Let $\Omega\subseteq \mathbb R^n$ be an open subset and $P:\mathscr{D}^\prime(\Omega)\longrightarrow \mathscr{D}^\prime(\Omega)$ be a continuous linear operator. Is it true that there exists only one continuous linear operator $^tP:C^\infty_0(\Omega)\longrightarrow C^\infty_0(\Omega)$ such that $$\langle Pu, \phi\rangle=\langle u, ^tP\phi\rangle?$$
Thanks
The unicity is quite easy to prove: suppose that you have two endomorphisms of $D(\Omega)$ with the property $$\forall u\in D'(\Omega),\,\forall \phi\in D(\Omega)\quad \langle P[u],\phi\rangle=\langle u,A[\phi]\rangle=\langle u,B[\phi]\rangle.$$
This implies $$\forall u\in D'(\Omega),\,\forall \phi\in D(\Omega)\quad \langle u,(A-B)[\phi]\rangle=0.$$
The function $(A-B)[\phi]$ is a test function.

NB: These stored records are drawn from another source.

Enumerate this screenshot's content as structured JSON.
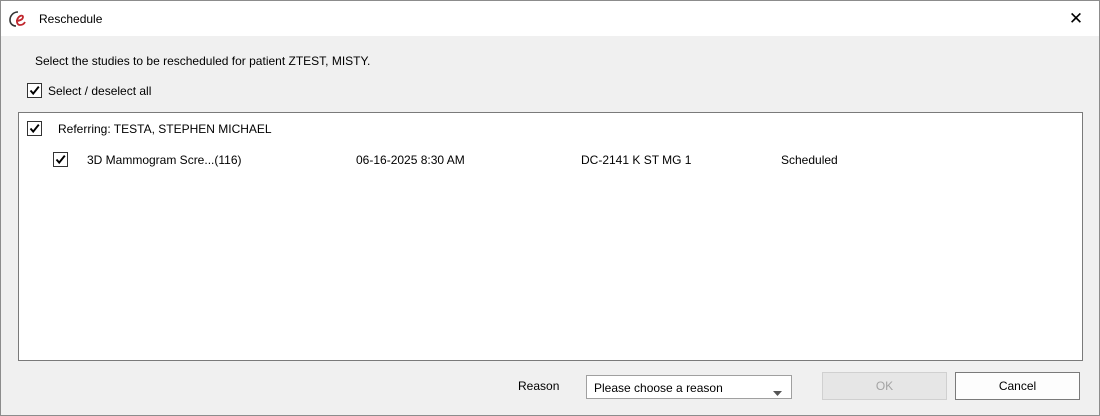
{
  "window": {
    "title": "Reschedule",
    "app_icon": "e-logo-icon",
    "close_icon": "close-icon",
    "close_glyph": "✕"
  },
  "instructions": "Select the studies to be rescheduled for patient ZTEST, MISTY.",
  "select_all": {
    "label": "Select / deselect all",
    "checked": true
  },
  "group": {
    "label": "Referring: TESTA, STEPHEN MICHAEL",
    "checked": true
  },
  "studies": [
    {
      "checked": true,
      "name": "3D Mammogram Scre...(116)",
      "datetime": "06-16-2025 8:30 AM",
      "location": "DC-2141 K ST MG 1",
      "status": "Scheduled"
    }
  ],
  "reason": {
    "label": "Reason",
    "selected": "Please choose a reason"
  },
  "buttons": {
    "ok": "OK",
    "cancel": "Cancel"
  },
  "colors": {
    "logo": "#c0272d",
    "disabled_text": "#a3a3a3"
  }
}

If the operator $A-B\ne 0$, then for at least one test function $\phi$ the test function $(A-B)[\phi]$ has a non-empty Lebesgue set $E_0=\{x\in \Omega:\,(A-B)[\phi](x)>0\}$. Take now $u=\mathbf 1_{x\in E_0}(x)$. This ensures us that $\langle u,(A-B)[\phi]\rangle>0$.
Therefore, $\forall \phi \quad (A-B)[\phi]=0$, or, in other words, $A=B$.
The existence of such an operator $A$ ($^tP$ in your notations), however, is a trickier thing to prove.